What undermined Mr Grint’s case was the fact that the idea of the arrangements seems to have been derived from the Grints’ tax advisers. It might, as a matter of fact, be the case that the tax advisers were solely motivated by the commercial advantages of the transfer to Clay 10 and were merely conscious that such a transfer was not disadvantageous so far as tax is concerned. However, the judge did not infer that to be the case and it seems that her conclusion was one she could fairly reach on the facts. Despite the amount of tax at stake, I do not think that an appeal is likely to proceed on this point.

I also think that the tribunal’s decision on whether s 778 or 779 applies could not realistically be challenged.

Will the third issue, however, generate an appeal? After all, it is a discrete point which ought not take too long to argue. Indeed, the closure notice read: ‘I have amended your tax return by treating the capital amount you received on the sale of your business as income arising under s 778 ITA 07.’

That appears to be sufficiently unambiguous to preclude any prospect of s 779 applying. However, the judge also referred to a covering letter which noted that the officer had taken the view that s 778 was the correct charging provision but kept alive the prospect of s 779 applying instead. The alternative approaches had also been articulated in the previous correspondence.

On balance, I think that the judge reached the right conclusion, although I can certainly see scope for the alternative view. A closure notice itself cannot contain two conflicting conclusions. Given that the officer had clearly (and at the same time) referred to the alternative analysis, the closure notice was interpreted as effecting an income tax charge under Chapter 4 with s 778 as merely the first of two possible routes to that conclusion. However, it might have been more helpful all around had the closure notice been more carefully worded.


What to do next

The case is a useful reminder as to how the tribunal is likely to apply anti-avoidance legislation which contains a ‘main purpose’ (or similar) test. Of course, just because an idea is proposed by a tax adviser, it does not necessarily mean that tax avoidance is the main purpose or one of the main purposes of any subsequent transaction. For example, it is not unreasonable for tax advisers to be expected to look at a client’s wider commercial position. However, in such cases, it will be essential to do more than merely show non-tax purposes for the transaction: it will be necessary to show why, notwithstanding the fact that it was proposed by a tax adviser, there were no actual tax reasons for entering into it.

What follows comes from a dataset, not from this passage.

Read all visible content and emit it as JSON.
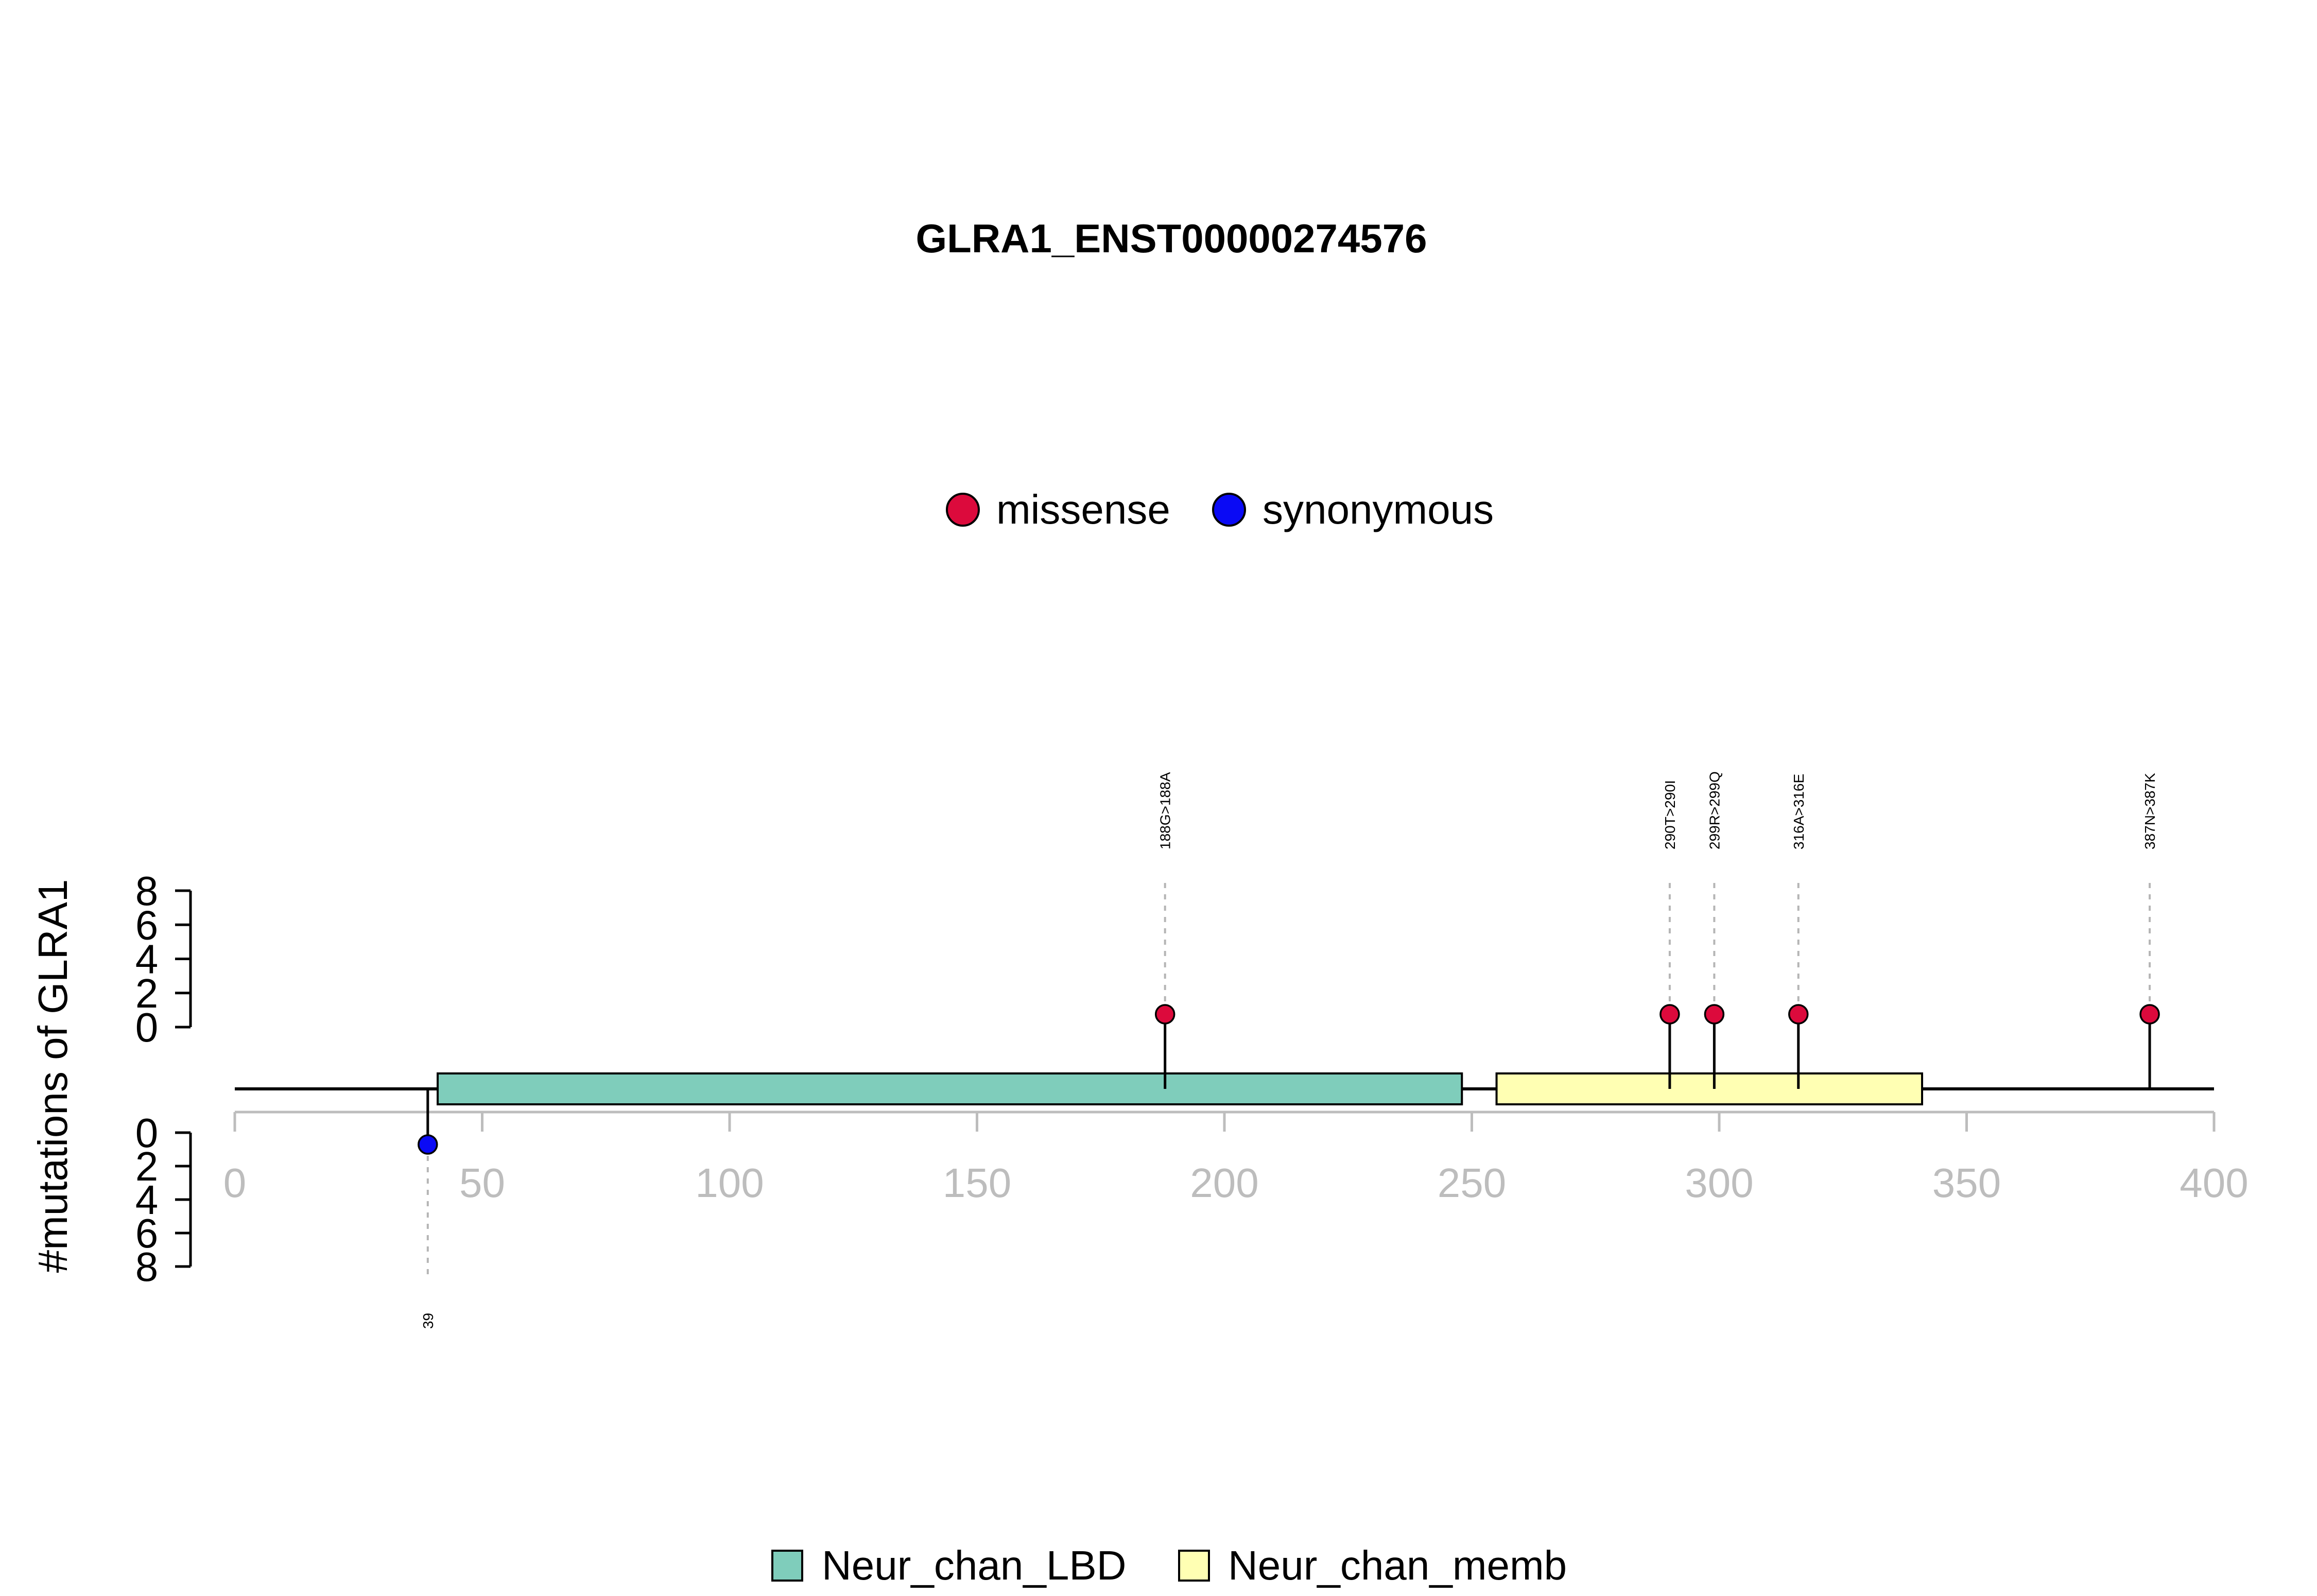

The case also highlights the importance of correctly construing a closure notice. Mr Grint was completely right to raise the argument that the closure notice was seemingly focused only on s 778 and thereby HMRC had shut out the possibility of s 779 being invoked. However, it is necessary to look at closure notices in their proper context and, in this case, the possibility of s 779 was kept alive in the documents that accompanied the closure notice.